At noon on Thursday, September 11th (what is it about that date?), I had already evacuated to Bryan, and was settled in my lounger watching Galveston Reality TV when my cell phone chimed. It was the alarm company calling to let me know the front door of my office “had been breached.”
“Do you want us to go check it out?” they asked.
“Do you have a submarine?” I asked back.
A full 24+ hours before a drop of rain had fallen, and the Gulf had crossed FM 3005 just west of the end of the Seawall and climbed four feet to our front door. Is it any wonder so many people were caught unawares?
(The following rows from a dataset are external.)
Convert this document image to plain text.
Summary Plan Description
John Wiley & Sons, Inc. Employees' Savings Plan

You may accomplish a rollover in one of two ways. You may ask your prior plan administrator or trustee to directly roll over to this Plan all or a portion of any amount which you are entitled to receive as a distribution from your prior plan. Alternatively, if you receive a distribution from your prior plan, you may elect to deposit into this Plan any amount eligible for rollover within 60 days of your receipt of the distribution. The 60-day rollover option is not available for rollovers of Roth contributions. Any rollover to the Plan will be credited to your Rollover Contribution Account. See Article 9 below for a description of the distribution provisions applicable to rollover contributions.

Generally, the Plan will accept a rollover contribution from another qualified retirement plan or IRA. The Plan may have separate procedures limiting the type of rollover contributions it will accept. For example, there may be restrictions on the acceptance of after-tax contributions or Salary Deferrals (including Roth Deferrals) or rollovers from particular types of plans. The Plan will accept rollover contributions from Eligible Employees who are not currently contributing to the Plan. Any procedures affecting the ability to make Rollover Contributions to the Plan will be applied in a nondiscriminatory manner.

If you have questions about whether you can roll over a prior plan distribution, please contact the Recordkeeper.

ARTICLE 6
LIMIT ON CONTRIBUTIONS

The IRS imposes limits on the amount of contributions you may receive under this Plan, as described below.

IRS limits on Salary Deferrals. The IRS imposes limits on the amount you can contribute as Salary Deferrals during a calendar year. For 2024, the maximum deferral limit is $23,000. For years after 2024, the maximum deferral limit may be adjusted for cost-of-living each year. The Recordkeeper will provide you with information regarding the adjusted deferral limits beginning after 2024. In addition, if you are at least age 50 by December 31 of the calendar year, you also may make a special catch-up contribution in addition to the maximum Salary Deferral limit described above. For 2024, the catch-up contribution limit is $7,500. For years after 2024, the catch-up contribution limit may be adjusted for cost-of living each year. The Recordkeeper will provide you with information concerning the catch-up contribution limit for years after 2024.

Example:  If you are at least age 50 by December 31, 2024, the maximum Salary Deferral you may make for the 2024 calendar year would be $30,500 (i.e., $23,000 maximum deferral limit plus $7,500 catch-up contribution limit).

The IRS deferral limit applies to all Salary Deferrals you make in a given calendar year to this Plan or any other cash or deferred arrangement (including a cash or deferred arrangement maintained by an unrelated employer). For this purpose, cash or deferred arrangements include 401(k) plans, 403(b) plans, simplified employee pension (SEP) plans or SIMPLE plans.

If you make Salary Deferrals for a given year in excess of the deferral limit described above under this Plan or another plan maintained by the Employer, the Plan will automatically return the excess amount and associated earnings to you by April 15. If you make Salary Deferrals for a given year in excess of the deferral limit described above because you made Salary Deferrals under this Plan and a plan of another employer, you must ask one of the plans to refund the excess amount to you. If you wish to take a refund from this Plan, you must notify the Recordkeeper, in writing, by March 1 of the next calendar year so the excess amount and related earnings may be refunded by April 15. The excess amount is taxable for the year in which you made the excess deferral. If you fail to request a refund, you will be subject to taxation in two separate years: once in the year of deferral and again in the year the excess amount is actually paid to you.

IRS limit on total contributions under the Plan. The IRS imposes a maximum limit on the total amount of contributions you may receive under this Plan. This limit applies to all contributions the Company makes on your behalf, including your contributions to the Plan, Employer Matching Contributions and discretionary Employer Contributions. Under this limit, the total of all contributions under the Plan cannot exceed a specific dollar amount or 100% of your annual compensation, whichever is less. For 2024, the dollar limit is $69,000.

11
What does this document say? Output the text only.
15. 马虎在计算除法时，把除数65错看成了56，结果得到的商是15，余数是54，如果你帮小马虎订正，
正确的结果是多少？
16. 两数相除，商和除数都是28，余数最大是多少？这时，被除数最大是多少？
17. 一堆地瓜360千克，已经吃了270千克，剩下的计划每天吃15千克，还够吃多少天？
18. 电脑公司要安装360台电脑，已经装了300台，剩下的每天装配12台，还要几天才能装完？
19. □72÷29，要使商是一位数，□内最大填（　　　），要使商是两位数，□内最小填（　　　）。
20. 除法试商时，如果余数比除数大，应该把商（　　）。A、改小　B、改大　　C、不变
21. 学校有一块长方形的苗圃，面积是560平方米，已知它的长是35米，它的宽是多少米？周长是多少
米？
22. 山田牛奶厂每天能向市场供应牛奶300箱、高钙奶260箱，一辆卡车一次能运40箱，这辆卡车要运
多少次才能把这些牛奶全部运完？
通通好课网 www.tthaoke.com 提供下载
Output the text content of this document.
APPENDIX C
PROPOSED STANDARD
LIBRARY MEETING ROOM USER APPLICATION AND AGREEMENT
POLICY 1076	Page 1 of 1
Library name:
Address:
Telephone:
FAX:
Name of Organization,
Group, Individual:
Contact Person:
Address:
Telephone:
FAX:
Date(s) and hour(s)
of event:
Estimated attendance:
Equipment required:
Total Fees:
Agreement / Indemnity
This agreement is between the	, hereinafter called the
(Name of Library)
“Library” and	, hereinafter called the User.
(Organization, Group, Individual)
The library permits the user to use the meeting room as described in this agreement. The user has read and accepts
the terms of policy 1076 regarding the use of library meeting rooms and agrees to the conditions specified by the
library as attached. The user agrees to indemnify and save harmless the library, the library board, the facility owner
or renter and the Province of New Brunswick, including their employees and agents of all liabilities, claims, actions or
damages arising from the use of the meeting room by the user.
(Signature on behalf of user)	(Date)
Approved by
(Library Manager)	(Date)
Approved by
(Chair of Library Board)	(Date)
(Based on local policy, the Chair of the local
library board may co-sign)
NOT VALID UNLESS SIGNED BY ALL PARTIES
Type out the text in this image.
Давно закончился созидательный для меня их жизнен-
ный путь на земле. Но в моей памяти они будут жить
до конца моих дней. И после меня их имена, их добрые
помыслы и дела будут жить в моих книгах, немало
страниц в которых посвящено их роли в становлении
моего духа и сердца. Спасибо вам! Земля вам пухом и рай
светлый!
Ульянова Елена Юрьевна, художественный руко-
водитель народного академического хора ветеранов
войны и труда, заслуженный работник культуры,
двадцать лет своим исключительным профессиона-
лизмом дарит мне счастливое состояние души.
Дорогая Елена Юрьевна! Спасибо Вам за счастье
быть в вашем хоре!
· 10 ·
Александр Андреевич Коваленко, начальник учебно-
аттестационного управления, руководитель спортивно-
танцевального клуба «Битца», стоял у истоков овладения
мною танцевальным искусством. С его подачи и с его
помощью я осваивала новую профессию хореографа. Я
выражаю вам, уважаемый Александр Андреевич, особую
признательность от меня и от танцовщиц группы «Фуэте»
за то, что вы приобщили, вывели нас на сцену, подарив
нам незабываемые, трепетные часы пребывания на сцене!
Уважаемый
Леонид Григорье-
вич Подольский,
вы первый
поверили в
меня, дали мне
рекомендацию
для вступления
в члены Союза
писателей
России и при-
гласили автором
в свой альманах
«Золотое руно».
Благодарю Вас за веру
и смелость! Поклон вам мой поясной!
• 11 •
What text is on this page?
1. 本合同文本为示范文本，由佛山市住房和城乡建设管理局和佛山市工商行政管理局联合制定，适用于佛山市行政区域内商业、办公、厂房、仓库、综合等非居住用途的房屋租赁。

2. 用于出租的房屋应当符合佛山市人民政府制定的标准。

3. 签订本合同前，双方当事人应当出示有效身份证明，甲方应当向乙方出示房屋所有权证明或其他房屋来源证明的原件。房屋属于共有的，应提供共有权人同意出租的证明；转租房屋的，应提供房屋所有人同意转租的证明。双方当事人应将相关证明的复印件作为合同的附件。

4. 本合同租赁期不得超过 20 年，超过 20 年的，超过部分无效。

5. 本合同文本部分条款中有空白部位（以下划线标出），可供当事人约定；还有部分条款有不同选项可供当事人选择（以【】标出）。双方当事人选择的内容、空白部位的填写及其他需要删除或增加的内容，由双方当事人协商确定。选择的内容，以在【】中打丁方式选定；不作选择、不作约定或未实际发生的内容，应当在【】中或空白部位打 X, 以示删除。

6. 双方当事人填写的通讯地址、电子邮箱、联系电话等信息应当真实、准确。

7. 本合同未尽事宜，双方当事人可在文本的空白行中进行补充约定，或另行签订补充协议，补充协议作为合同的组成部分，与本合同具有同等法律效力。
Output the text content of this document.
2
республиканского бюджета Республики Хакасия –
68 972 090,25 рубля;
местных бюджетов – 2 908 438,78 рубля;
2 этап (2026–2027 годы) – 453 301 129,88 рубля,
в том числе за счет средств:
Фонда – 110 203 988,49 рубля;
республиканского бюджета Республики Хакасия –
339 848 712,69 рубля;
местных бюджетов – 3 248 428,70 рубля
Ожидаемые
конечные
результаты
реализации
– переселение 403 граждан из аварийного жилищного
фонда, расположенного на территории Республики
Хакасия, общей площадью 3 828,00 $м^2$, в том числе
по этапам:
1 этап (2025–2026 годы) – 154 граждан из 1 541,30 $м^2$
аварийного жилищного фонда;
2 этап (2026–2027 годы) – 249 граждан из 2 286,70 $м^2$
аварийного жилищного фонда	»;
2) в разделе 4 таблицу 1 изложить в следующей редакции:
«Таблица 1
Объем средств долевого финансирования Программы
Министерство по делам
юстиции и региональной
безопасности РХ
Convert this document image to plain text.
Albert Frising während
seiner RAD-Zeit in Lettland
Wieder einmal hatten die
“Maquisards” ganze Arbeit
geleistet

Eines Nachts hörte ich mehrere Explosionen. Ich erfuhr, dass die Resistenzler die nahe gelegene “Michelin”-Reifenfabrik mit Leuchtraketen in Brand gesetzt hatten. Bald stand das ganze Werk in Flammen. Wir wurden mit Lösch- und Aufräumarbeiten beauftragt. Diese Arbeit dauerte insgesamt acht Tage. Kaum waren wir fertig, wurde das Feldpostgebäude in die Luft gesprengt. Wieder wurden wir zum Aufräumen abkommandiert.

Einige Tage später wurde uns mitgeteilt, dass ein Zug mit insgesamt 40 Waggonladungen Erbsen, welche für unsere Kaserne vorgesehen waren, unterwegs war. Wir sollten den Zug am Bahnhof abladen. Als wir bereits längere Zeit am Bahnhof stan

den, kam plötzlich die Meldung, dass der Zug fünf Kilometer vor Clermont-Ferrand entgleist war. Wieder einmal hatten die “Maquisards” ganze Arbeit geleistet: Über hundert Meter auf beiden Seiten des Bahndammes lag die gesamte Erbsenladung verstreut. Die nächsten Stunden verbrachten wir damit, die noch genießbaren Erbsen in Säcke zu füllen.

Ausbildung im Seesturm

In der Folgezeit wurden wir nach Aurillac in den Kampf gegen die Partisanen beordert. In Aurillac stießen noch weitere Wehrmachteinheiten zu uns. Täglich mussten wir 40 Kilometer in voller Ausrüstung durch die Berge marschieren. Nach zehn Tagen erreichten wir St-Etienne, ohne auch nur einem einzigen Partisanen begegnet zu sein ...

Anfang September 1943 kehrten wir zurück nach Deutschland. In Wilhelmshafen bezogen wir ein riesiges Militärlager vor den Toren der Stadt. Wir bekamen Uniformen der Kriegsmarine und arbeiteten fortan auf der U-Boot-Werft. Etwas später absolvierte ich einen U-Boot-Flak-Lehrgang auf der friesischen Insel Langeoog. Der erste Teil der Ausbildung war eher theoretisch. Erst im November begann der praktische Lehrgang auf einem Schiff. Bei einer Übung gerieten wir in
Here’s what’s left of our office. We called her the S.S. Minnow. Her remains were swept to the curb today. She has set sail, and she will be missed:
The Seawall has been pretty normal for nearly two weeks now. Most front row restaurants are open — Gaido’s, The Spot, Olympia Grill, Benno’s, Saltgrass, Landry’s, Fish Tales — almost all of them. The sign outside Miller’s says October 31st… and then we will be complete in that category.
The Strand looks a little like I imagine downtown Baghdad: dusty, dirty, blown out store fronts. Somebody asked me today what was open on the Strand. I had to break the news to her gently — every single ground floor business on the Strand — and on Mechanic, and Market, and Postoffice — got about 10 feet of water. Feet, not inches. It will all be brought back sparkling and new — but it is not open now. Not even close. I think Rudy & Paco’s is saying January. Sounds about right for most places.
But Dickens on the Strand should be great! Street vendors on the brick streets — just like it was in the 19th Century, right? Ya’ll come!